We still encourage researchers to report issues even if they appear out of scope under this program. Security is our priority, and we’d rather hear about a potential weakness than miss it. Pendle frequently offers goodwill awards for high-quality, well-evidenced reports that identify unusual or previously unknown behaviors affecting the protocol. To date, Pendle has awarded over $20,000 in goodwill to researchers for such reports.

That said, out-of-scope reports are eligible for goodwill awards only at Pendle’s discretion. To keep this channel useful for everyone, we will prioritize submissions that are:

  • Clear, reproducible, and show a concrete security impact; and
  • Made in good faith (focused on helping us remediate or mitigate the issue, rather than seeking to litigate the interpretation of these rules).
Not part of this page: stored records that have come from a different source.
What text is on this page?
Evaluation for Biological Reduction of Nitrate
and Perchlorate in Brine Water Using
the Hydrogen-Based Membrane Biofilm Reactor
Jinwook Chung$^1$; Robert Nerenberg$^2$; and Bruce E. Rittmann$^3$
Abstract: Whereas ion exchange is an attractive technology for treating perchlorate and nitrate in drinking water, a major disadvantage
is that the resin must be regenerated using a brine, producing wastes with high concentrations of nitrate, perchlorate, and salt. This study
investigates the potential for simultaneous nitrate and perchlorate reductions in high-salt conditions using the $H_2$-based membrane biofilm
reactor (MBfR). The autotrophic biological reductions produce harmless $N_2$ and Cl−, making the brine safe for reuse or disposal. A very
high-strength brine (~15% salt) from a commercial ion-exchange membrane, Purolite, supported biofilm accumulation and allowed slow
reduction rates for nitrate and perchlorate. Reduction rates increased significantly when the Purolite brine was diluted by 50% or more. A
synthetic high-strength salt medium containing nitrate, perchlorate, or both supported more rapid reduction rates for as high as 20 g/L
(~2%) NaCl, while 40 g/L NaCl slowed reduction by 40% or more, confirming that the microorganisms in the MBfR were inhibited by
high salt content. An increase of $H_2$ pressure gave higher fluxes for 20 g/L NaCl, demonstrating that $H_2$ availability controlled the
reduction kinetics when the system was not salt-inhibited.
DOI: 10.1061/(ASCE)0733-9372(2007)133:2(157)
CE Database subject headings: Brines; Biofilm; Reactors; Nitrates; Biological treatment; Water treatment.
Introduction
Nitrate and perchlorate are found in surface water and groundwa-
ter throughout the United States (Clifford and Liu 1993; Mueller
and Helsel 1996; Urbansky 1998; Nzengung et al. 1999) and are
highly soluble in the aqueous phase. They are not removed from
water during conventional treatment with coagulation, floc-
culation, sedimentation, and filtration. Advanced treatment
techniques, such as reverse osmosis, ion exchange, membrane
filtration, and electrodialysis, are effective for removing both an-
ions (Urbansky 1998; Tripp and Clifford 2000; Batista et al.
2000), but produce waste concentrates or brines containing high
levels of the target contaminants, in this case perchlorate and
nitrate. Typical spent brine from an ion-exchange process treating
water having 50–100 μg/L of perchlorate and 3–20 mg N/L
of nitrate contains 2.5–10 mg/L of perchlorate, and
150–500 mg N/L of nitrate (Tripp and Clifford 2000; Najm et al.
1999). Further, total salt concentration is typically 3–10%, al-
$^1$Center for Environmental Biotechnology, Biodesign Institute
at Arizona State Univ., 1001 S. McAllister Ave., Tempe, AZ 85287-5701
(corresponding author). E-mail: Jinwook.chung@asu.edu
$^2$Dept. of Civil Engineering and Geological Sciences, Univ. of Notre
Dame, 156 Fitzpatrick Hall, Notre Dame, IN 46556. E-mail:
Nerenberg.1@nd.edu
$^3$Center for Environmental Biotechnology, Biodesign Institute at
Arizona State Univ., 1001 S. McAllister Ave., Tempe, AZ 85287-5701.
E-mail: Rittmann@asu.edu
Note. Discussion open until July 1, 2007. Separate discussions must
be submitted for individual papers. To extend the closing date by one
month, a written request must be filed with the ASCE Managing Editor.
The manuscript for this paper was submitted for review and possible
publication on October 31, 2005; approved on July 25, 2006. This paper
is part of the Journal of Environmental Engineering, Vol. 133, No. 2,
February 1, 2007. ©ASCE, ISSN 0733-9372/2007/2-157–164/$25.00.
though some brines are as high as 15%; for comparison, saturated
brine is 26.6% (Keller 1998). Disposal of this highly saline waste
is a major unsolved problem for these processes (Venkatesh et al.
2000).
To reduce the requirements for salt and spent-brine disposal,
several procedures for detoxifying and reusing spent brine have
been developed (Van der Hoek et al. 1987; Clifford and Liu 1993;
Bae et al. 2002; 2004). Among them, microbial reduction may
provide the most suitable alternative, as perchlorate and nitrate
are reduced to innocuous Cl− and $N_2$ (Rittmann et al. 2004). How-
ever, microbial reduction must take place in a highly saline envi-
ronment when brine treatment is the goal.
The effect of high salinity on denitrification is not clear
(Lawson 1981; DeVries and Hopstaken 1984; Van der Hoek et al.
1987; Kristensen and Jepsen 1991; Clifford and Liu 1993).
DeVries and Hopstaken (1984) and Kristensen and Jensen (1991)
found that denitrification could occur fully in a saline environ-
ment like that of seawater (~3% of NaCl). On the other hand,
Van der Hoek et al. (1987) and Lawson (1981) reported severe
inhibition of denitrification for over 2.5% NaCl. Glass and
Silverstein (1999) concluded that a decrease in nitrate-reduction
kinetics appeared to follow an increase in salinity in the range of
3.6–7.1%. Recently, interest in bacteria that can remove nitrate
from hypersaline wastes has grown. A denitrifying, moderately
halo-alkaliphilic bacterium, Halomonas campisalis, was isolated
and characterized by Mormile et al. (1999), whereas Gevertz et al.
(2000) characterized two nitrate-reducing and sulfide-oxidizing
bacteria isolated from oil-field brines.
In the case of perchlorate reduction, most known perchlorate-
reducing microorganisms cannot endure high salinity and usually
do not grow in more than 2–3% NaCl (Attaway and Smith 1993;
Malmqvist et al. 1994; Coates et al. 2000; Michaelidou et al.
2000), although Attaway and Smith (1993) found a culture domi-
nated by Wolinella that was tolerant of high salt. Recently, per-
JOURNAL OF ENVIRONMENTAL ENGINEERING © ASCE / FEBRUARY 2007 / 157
We may close or mark as out of scope reports that are low-signal (e.g., generic best-practices, speculative concerns without a realistic impact, duplicates/known issues, or reports that require long back-and-forth without new technical information).

Rules and Guidelines

Testing Requirements

  • No Mainnet Testing: All testing must be on local forks (e.g., using Foundry)
  • Responsible Disclosure: No public disclosure before issue resolution
  • Confidentiality: Maintain strict confidentiality until authorized disclosure

Submission Rules

  • Each vulnerability must be reported separately
  • Only previously unknown vulnerabilities are eligible
  • No exploitation for profit or damage
  • First valid submission receives the reward for duplicates
  • Quality of submission significantly impacts reward amount

Eligibility

Eligible Participants:

  • Independent security researchers
  • White hat hackers
  • Security firms not previously engaged with Pendle

Ineligible Participants:

  • Current or former Pendle team members or contractors
  • Auditors who reviewed Boros code
  • Anyone with privileged access to Boros development

Resources

Other Terms

By submitting a report, you grant Pendle the rights necessary to investigate, mitigate, and disclose the vulnerability. Reward decisions and eligibility are at the sole discretion of Pendle. The terms, conditions, and scope of this Program may be revised at any time. Participants are responsible for reviewing the latest version before submitting a report.